Réaction à l'article: Douze bonnes raisons d’accepter le projet d’habitation visant la rue Racine qui contribuera à revitaliser le centre-ville de Chicoutimi
Non mais c'est n'importe quoi ces douze raisons...
2007-05-08 07:46 - Commentaire d'opinion
- / LBR.ca / - Non mais c'est n'importe quoi ces douze raisons que vous nous servez pour appuyer la construction de cette tour.
Déjà, depuis l'histoire du « code de vie » que vous proposiez d'introduire à Saguenay, vous avez perdu un grand pan de crédibilité à mes yeux. Maintenant, cet argumentaire pompeux et décalé qui tente d'excuser la probable démolition d'un joyaux patrimonial et la gentrification de notre centre-ville vous classe définitivement au rang de bouffon de la cour.
Plusieurs fois pendant la lecture de vos « douze bonnes raisons » il a fallu que je me réfère à l'introduction de votre article pour être bien certain qu'on parlait du même dossier. Tantôt je croyais lire la demande de financement d'un président d'entreprise à la banque du coin, tantôt je croyais qu'il s'agissait de Jean Tremblay ventant les vertus d'un quai d'escale...

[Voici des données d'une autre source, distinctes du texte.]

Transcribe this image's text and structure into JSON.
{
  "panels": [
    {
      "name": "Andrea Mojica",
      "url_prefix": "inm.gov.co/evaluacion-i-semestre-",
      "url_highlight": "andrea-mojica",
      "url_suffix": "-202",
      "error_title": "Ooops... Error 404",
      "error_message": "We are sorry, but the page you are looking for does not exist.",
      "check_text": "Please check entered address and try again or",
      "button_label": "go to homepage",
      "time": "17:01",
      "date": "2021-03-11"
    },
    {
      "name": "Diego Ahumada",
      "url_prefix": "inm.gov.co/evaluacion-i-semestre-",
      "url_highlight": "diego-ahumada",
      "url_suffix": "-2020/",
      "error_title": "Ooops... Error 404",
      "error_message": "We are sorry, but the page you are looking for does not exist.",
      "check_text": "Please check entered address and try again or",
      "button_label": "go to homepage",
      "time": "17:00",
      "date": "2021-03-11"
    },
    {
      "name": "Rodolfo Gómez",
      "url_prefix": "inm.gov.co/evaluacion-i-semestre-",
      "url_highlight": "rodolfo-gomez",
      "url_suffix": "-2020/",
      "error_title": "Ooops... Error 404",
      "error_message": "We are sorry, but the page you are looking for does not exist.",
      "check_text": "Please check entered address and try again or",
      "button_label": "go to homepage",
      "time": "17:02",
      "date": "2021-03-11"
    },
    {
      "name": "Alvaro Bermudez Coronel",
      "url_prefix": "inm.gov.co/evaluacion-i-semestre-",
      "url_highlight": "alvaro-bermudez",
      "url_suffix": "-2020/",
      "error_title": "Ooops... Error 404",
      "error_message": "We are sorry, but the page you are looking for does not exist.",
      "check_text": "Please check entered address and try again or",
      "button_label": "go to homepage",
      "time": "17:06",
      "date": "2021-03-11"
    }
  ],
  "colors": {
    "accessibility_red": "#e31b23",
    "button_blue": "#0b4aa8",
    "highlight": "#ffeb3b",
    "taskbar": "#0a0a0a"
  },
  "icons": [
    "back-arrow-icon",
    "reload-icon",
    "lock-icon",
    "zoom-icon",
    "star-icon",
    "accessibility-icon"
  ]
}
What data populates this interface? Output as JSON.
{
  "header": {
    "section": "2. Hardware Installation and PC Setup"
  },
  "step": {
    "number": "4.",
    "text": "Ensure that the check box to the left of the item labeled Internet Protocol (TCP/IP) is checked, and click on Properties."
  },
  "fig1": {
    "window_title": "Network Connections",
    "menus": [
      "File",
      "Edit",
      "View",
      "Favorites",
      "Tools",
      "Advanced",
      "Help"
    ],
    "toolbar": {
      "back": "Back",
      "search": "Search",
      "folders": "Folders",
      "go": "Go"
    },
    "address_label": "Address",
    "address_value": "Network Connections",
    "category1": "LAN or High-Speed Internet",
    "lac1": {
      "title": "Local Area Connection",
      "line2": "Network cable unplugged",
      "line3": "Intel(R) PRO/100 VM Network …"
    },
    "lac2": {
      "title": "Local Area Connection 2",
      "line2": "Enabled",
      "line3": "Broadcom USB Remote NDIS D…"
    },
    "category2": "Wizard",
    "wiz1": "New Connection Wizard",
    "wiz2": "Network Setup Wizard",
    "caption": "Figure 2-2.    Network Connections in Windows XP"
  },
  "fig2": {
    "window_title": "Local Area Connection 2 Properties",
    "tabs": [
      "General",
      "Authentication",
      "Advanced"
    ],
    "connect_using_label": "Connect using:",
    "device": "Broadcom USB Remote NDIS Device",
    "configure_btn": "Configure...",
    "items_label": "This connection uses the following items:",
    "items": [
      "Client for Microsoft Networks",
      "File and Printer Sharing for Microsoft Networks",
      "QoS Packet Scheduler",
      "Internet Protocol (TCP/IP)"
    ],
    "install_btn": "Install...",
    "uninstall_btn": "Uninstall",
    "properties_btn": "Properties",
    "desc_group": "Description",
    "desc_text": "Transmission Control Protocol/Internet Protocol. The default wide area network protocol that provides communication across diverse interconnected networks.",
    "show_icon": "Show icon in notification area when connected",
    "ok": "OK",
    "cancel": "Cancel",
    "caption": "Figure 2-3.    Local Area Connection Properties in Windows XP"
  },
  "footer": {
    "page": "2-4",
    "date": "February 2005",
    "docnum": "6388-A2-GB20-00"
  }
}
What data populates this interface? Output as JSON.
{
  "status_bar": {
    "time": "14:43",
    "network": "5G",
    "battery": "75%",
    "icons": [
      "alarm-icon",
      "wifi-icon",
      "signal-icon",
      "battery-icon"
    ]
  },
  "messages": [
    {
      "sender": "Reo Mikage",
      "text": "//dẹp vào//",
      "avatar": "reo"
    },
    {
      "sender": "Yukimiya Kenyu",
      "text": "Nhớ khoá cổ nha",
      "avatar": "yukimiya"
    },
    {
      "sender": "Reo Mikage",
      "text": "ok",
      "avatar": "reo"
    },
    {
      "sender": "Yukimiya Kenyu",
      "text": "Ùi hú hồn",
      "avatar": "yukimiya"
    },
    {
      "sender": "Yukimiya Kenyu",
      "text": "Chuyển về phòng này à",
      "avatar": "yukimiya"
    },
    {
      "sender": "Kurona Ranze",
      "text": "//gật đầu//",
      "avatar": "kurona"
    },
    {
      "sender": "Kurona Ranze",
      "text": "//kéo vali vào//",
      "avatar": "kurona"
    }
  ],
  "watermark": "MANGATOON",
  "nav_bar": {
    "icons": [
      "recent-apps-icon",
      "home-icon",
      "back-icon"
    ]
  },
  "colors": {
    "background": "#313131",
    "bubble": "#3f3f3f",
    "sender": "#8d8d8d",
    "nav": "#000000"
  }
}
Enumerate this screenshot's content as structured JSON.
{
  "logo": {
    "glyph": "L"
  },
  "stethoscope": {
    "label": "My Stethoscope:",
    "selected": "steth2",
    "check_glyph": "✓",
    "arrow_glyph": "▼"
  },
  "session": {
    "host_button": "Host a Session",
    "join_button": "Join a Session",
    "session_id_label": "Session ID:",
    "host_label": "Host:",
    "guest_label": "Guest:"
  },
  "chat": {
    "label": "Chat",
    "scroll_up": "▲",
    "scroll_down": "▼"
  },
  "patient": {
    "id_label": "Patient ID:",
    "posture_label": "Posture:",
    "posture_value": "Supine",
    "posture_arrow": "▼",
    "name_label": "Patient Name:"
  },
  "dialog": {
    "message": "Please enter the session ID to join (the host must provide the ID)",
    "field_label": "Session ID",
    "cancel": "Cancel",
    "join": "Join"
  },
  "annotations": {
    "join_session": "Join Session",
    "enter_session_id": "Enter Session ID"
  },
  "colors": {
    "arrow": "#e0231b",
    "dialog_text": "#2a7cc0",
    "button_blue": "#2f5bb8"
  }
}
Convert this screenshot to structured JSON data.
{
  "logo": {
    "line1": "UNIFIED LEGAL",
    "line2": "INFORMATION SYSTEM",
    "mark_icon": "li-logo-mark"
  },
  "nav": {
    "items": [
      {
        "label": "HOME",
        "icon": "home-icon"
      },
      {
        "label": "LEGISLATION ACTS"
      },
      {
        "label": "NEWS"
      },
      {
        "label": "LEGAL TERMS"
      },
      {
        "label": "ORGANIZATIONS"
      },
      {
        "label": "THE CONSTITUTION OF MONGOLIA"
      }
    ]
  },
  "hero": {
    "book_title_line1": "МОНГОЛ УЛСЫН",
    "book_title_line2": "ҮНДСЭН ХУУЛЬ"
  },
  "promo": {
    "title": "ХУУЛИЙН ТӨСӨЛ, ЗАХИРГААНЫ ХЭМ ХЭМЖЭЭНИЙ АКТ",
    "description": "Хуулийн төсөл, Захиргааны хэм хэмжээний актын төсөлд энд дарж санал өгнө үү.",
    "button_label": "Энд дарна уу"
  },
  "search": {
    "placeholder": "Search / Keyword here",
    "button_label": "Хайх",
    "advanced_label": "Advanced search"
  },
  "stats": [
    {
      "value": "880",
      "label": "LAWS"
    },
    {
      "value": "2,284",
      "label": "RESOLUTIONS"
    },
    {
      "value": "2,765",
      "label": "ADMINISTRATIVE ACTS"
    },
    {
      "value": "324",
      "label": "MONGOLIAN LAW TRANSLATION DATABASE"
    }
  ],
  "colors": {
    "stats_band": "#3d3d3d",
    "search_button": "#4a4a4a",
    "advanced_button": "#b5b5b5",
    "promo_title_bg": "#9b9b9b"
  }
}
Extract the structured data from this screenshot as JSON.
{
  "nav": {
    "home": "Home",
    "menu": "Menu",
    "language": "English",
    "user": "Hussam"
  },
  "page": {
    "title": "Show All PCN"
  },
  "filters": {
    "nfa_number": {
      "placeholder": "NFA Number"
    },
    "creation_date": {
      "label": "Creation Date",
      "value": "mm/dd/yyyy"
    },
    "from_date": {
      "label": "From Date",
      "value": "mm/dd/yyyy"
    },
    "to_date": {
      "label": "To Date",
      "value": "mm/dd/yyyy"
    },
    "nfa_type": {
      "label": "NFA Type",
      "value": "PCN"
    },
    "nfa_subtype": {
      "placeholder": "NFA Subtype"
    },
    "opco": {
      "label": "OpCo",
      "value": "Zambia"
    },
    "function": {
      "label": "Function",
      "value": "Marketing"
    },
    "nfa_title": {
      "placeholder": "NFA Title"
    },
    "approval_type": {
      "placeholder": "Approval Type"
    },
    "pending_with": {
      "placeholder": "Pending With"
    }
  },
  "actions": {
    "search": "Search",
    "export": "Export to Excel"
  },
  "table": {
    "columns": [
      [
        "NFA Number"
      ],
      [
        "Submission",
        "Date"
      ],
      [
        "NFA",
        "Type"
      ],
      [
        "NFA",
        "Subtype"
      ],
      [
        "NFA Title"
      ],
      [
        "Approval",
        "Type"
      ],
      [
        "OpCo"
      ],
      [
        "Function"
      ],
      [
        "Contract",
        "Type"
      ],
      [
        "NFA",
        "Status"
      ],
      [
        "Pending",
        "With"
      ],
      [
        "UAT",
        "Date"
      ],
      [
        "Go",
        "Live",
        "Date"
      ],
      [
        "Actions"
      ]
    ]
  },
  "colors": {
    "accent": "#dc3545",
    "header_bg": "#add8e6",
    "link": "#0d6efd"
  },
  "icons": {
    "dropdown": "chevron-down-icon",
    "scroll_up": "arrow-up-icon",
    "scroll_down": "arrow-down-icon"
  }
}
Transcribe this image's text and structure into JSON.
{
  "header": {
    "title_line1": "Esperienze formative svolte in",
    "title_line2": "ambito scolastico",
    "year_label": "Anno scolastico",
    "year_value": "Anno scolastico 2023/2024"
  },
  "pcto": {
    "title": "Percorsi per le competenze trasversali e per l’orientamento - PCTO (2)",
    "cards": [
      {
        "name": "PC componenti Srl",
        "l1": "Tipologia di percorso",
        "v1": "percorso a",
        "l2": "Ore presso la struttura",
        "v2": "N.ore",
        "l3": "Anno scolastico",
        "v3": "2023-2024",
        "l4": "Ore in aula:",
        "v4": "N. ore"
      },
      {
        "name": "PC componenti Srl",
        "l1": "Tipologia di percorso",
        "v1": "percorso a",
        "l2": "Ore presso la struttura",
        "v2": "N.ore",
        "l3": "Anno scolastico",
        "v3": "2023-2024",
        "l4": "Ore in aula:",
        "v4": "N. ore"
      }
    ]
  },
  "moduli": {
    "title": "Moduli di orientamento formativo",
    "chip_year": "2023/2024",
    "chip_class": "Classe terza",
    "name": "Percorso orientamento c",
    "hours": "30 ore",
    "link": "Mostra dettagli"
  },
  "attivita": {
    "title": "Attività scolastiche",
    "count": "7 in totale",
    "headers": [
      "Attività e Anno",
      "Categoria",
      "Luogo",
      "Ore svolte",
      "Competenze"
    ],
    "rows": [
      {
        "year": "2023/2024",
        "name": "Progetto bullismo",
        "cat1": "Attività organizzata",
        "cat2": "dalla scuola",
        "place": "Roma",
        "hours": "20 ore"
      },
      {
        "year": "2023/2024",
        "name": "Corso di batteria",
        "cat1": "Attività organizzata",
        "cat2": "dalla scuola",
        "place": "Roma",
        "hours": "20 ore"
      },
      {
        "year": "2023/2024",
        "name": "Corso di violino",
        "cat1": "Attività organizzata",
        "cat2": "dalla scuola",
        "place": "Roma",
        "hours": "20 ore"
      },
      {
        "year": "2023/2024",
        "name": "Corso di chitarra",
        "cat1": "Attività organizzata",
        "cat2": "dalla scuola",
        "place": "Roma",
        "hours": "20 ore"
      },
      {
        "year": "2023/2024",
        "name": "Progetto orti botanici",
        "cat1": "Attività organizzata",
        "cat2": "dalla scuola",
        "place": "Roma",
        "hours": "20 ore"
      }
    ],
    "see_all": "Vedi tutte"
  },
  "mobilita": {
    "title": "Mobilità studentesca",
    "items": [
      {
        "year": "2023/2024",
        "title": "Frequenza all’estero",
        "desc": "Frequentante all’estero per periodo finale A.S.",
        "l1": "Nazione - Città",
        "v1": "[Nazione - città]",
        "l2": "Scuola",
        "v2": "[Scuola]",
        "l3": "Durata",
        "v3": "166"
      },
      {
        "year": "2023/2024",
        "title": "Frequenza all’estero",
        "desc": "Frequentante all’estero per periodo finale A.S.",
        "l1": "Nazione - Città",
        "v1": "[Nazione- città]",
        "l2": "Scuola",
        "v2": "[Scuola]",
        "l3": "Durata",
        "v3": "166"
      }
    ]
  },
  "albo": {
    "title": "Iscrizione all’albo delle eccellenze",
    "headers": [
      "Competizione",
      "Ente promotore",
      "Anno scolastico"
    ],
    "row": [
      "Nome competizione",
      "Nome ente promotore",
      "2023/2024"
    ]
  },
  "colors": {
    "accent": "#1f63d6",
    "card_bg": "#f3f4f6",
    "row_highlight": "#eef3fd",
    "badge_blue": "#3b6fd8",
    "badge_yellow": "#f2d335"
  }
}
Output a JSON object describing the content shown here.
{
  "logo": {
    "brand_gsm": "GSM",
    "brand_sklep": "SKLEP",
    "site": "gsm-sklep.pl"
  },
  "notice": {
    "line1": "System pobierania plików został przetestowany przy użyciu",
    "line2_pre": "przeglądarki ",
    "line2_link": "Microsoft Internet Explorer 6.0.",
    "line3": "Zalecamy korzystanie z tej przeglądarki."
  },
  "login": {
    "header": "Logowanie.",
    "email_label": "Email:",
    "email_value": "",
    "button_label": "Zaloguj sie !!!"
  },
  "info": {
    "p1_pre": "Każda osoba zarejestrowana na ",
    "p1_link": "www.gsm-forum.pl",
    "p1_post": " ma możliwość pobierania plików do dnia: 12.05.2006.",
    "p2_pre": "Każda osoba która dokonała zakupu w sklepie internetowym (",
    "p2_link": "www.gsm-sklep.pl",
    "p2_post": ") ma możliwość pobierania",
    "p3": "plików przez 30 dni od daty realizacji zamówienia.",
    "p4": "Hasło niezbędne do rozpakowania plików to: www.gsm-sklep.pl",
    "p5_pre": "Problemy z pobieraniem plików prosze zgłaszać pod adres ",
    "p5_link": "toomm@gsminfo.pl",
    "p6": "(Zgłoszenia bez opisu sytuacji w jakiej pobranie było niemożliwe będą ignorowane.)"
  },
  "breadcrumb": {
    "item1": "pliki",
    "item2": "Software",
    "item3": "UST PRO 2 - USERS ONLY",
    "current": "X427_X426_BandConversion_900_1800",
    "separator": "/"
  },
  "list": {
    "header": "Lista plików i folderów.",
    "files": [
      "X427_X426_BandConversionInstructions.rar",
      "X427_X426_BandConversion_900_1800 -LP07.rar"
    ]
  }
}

« Contribue au dynamisme économique de la ville; Favorise l'expansion des entreprises; Projet qui nécessite (sic) des retombées économiques ». Hé, Ho! La construction de cette tour ne créera pas de nouveaux retraités. Si ce n'est pas sur la rue Racine, ce sera ailleurs, et les conséquences économiques seront les mêmes. Soyez plus rigoureux, M. Joncas.
« Il représente un potentiel d’attraction exceptionnel ». Non mais c'est quoi ce délire ? Depuis quand fait-on un détour pour regarder un tour à logement? Citez-moi la dernière ville où vous avez choisi de faire du tourisme en raison d'un immeuble d'habitation, M. Joncas.
« Ce projet conserve tout de même une bonne mixité commerciale et patrimoniale du centre-ville ». Pssst... Il s'agit de résidences dans une construction neuve. Je ne vois rien de commercial ou de patrimonial là-dedans. En outre, on parle de détruire une maison chargée d'histoire et à l'intérieur de laquelle s'opèrent différents commerces depuis plusieurs années. La maison Lévesque reflète déjà la mixité commerciale et patrimoniale du centre-ville. Vos arguments ne tiennent pas la route. Faut pas prendre les gens pour des valises, M. Joncas.
Votre argumentaire, en plus d'être incohérent et ampoulé, démontre bien que vous ne saisissez pas la différence entre un centre-ville et n'importe quel autre quartier. Il s'agit du coeur de la communauté, qui a le double rôle d'écrire et de conserver l'histoire. C'est un lieu vers lequel les citoyens des autres secteurs convergent pour se rencontrer, que l'on fréquente pour son cachet et pour les services qu'on y trouve, non un endroit pour passer ses vieux jours entre personnes de même classe sociale et de même génération, dans des bâtiments d'une envergure déplacée.